Liverpool Lime Street Station remains closed: Here’s 5 reasons why Runcorn ain’t so bad!
Since the wall collapse at Liverpool Lime Street Station last week, commuters, visitors and footy fans alike have faced travel chaos trying to reorganise their journeys to and from our amazing city.
Rail replacement buses have been blazing a trail trying to get passengers to other stations around the region, such as Runcorn, Liverpool South Parkway and Huyton, as the clear up work begins. This is the official explanation from National Rail Enquiries about the incident:
Damage caused by a wall collapsing onto the track between Liverpool Lime Street and Edge Hill means that trains are currently unable to run to or from Liverpool Lime Street Station.
The collapse of the wall sent rubble across all four railway lines damaging the overhead wires in the process. An extensive clear-up needs to take place to make the location safe before repairs to the overhead wires can be undertaken.
Reports from Network Rail indicate that the line may not re-open until start of service on Thursday 9 March 2017. This is pretty rubbish news for any regular train travellers, but wait a sec, it’s not all doom and gloom because while one of our busiest routes, the West Coast Mainline Service, is now stopping and starting journeys from Runcorn, we’ve found out loads of cool stuff about this not-so-little industrial town!
Here’s 5 things we’ve learned about Runcorn since the wall came tumbling down
1 – The Runcorn Bridge isn’t called the Runcorn Bridge
The Silver Jubilee Bridge (or Runcorn Bridge as it’s known in Liverpool) is the lowest bridge crossing the River Mersey and will soon be joined by the Mersey Gateway Bridge, a six lane toll crossing that is supposed to help ease the constant congestion. Pretty though isn’t it?
2 – Runcorn has got a castle, well kind of
Runcorn has got it’s own castle! Okay in all fairness it’s actually just ruins that are left now, but the top of Halton Hill used to be crowned by Halton Castle, and the views from up there are amazing. (Not to be confused by the pub in West Derby Village with the same name).
3 – Runcorn has an amazing theatre, The Brindley
The Brindley Theatre is theatre and arts centre which opened in 2004 and attracts some of the countries top acts. In March alone you can catch Jason Manford’s Comedy Club, Shakespeare’s Hamlet and a host of musicals. Stunning venue! Find out more here.
4 – Runcorn is dead famous
We all love a little brag about Liverpool’s famous landmarks, St George’s Hall popping up in Fantastic Beasts and whatnot, but did you know Runcorn has been the setting for a number of small screen hits? Two Pints of Larger and a Packet of Crisps, Mersey Beat and Drop Dead Gorgeous were all set in the town and highlighted various pubs and landmarks. Ooooh check you out!

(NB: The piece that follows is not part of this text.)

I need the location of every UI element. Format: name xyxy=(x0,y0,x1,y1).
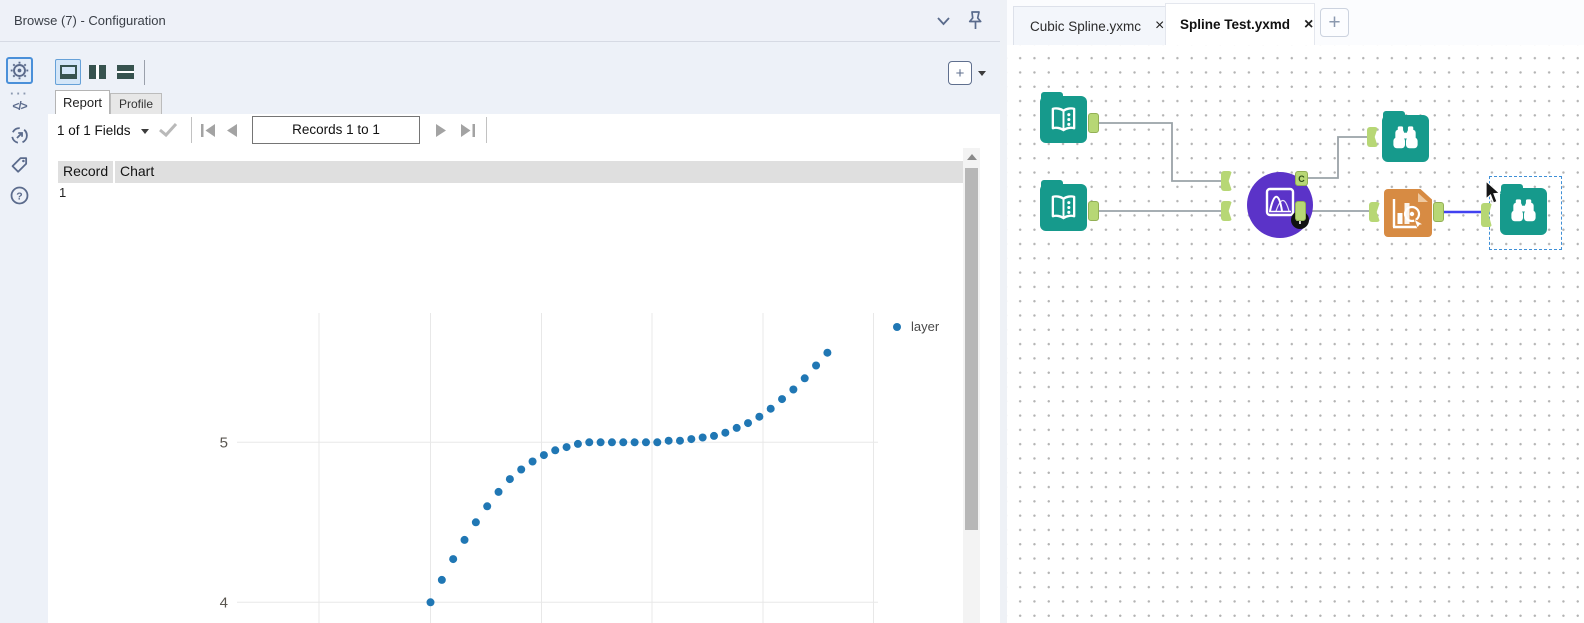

5 – Sporting legends are born in Runcorn
Runcorn Town has a history of churning out some impressive sporting heroes over the years. From Footballers Graham Abel who played for Chester and Crewe and Scott Brown who went on to play for Accrington Stanley (who are they?) as well as Olympic Bronze medal-winning boxer Robin Reid and cyclist Lorna Webb. Not a bad place to get a foot on the ladder!
Despite Runcorn being pretty cool, we’re hoping that normal service resumes at Liverpool Lime Street Station asap. For those travelling to the city for MCM Comic Con and sporting fixtures, please check out National Rail Enquiries throughout the week for regular updates.